If the power companies are providing all the power at night they have to maintain their power plants.  And their power distribution system.  Which means they even have to trim the trees away from their overhead power lines from people who use solar power during the day.  Nothing changes for the power companies.  Except that they can’t sell as much power as they once did.  So their costs of producing power remain the same.  But their revenue has fallen.  Forcing them to operate at a loss.  Or find other ways to replace their lost revenue.  Which they have to.  Because they must have the same capacity available during the day that they have at night.  Even if they aren’t selling as much power during the day as they are at night.  And the last thing they want to do is buy excess power back from homeowners with solar panels on their house when they’re producing their own power that they can’t sell.

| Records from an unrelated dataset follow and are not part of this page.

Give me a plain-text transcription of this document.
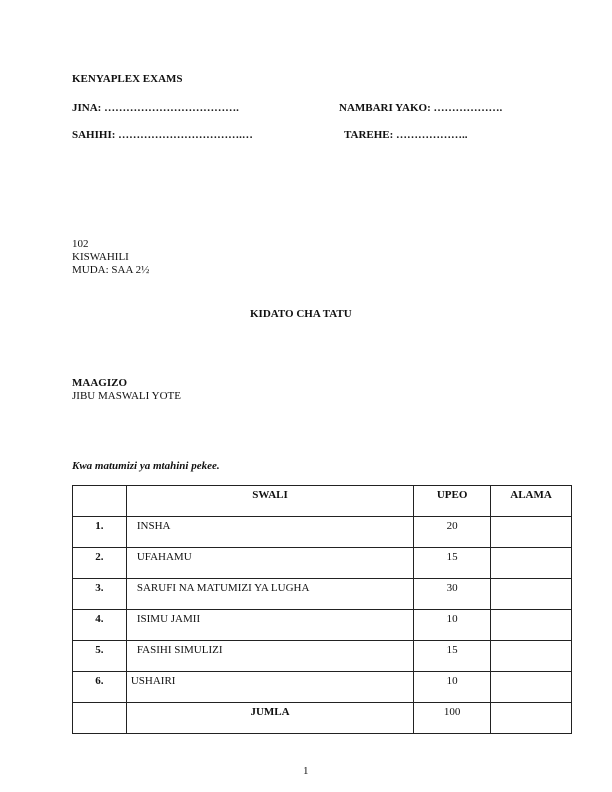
KENYAPLEX EXAMS
JINA: ……………………………….	NAMBARI YAKO: ……………….
SAHIHI: …………………………….…	TAREHE: ………………..
102
KISWAHILI
MUDA: SAA 2½
KIDATO CHA TATU
MAAGIZO
JIBU MASWALI YOTE
Kwa matumizi ya mtahini pekee.
	SWALI	UPEO	ALAMA
1.	INSHA	20	
2.	UFAHAMU	15	
3.	SARUFI NA MATUMIZI YA LUGHA	30	
4.	ISIMU JAMII	10	
5.	FASIHI SIMULIZI	15	
6.	USHAIRI	10	
	JUMLA	100	
1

Baseload power plants like coal and nuclear take time to bring on line.  They have to produce the heat that boils water into steam.  Then superheat the steam to remove all water from it.  So the steam can spin the generator turbines without damaging the vanes on the turbine.  And once they start these plants up they run these systems at full capacity where they produce power most cost-efficiently.  During peak demand they may bring on some gas-fired turbines that can start and produce power quickly.  And add them to the grid.  When the peak subsides they can shut down these gas-fired turbines and let the baseload generation carry the remaining load.

The Spanish government invested heavily into solar power for whatever reason.  It’s ‘free’ power.  It’s ‘clean’ power.  Or it was just a good way to create a lot of jobs.  But what Spain has now is a surplus of peak power generation during the day that doesn’t eliminate the need to maintain baseload power generation during the day.  Creating a surplus of electric power during the day no one wants.  While requiring power companies to maintain their baseload power during the day so they can provide power at night.  Incurring great costs on the power companies.  Which must be passed on to the same people who paid for the renewable energies subsidies.  The electric power consumer.

This is a classic example of a Hayekian malinvestment.  Friedrich Hayek of the Austrian school of economics said this is what happens when governments interfere with free markets.  They make investments to produce what they think is best while the market demands something else.  The market demanded low-cost electric power.  Which baseload power plants (coal and nuclear) provided.  But the government intervened and subsidized the more costly solar power.  This bad investment—or malinvestment—has only increased the cost of electric power for the Spanish consumer.  And now the Spanish have a big problem on their hands.  What to do with this surplus of peak power no one wants to pay for?  And how to replace the lost revenue of the power companies so they can cover their costs?  Two problems they didn’t have until the government intervened into the free market.